The other day I was able to participate in an interview with Frank Langella about his new movie “Starting Out in the Evening.” In the next week or so I’ll have a transcript up with the entire interview, but for now, I wanted to post his comments about his next role – Richard Kelly’s “The Box.”

If you didn’t know, Richard Kelly has started working on his next project and it’s based on a Richard Matheson “Twilight Zone” episode called “Button, Button”. The film is about a young couple who are offered a lot of money…but of course… there is a catch. But rather than having me explain it, I’ll let Frank.

Also, this weekend Richard Kelly is promoting his new movie “Southland Tales,” so you can expect a lot more info on “The Box” quite soon.

As always, you can either read the transcript below or listen to the entire interview by clicking here. It’s an MP3.

The language is fantastic in this movie. Are you able to find that in some of the bigger projects you get to do also?

Frank Langella: Well, certainly Frost/Nixon is brilliantly written and that was a lucky break. The movie I’m starting on Monday for Rich Kelly called “The Box” is equally brilliant. I’m having an extraordinary year. Great role and a great cast and I’m thrilled with what I have to say in that film.

Kelly can be pretty out there.

Frank Langella: Yeah, I can’t wait.

Any weird, challenging things that are hard to get your lips around?

Frank Langella: Well, in language no, not at all. There certainly will be physically in how I’m going to appear physically because that’s what Rich specializes in, but it’s so different than “Starting Out” and so different than “Frost/Nixon”. I’m jumping into a whole other genre certainly with a much younger cast, a younger—Cameron Diaz and James Marsden are the hot young actors and it puts me in a new world. I met Rich Kelly and his producing partner Sean McKittrick the other day having had long conversations on the phone, and I didn’t know they were the director and producer. I thought there were like AD assistants. I met a much older woman who was doing the clothes and these 2 young guys kept talking and interrupting her and I finally said “What do you do in the movie?” and he said “I’m the director.” I said “Oh, okay. You’re my boss!”

I was going to ask you what was it about that project that got you? Was it the quality of the script–?

Frank Langella: Oh, the script is wonderful. It’s just wonderful. You know, this is a movie that starts out with Cameron and Jimmy in the morning waking up and the doorbell rings after Jimmy goes away to work and a mysterious man in a suit and a top coat and a hat is carrying a box and she says to him “Are you a salesman?”. He says I’m offering you something. There’s a key there in an envelope. You have to talk to your husband if you break the seal of the key; you put it in the box. The box will open and there will be a button in it. You are free to press that button. If you press the button you’ll be given—its 1970—you’ll be given $400,000 in cash tax free and no questions asked. However someone you don’t know—have never met, will never know—will die the moment you press the button. Make up your mind. And of course the movie then goes from there. It’s wonderful. Based on a Richard Matheson “Twilight Zone” episode called “Button, Button”.
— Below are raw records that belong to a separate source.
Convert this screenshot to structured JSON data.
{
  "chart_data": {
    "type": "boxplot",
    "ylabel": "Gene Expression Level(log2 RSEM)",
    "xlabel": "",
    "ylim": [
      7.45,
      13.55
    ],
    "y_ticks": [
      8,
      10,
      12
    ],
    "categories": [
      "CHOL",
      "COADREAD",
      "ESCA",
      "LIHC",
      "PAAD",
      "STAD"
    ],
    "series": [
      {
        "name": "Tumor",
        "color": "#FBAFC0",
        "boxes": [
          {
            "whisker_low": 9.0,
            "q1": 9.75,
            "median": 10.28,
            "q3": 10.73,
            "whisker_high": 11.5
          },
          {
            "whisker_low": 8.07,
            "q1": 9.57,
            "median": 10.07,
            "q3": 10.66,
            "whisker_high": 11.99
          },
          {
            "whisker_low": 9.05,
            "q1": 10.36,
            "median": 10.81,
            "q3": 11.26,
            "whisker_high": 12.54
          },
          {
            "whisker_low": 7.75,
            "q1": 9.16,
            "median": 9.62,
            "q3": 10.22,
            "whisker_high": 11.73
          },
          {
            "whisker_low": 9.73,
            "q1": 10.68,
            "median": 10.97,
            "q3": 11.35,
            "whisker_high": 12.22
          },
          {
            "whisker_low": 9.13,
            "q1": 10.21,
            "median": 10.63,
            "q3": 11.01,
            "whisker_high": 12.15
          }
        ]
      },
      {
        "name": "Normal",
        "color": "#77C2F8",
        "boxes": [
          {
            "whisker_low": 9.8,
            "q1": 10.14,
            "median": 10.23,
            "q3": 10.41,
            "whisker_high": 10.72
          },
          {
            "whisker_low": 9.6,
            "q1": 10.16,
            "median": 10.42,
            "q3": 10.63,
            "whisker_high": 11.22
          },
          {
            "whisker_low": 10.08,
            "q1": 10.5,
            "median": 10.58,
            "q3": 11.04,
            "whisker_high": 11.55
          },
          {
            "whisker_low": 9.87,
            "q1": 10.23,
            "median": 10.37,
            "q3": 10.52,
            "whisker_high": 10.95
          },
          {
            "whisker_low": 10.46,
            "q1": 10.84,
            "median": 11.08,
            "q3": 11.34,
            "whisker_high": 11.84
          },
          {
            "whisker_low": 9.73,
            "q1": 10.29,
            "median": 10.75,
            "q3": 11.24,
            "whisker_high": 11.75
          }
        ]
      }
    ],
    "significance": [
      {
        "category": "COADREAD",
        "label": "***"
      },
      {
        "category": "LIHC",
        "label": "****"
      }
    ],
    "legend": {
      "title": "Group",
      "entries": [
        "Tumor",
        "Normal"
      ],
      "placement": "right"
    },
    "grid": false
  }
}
And can I ask what character you play in the film?

Frank Langella: I play the man who brings the box of course. Arlington Stewart is his name.

Is that a long shoot for you?

Frank Langella: Yeah, 7 weeks starting in a couple of weeks.

So you don’t just leave them alone after you deliver the package?

Frank Langella: Oh no. Believe I’m there for the duration. I’m there and it’s a remarkable script. Every actor I know says to me “How did you get that part!” I’m thrilled.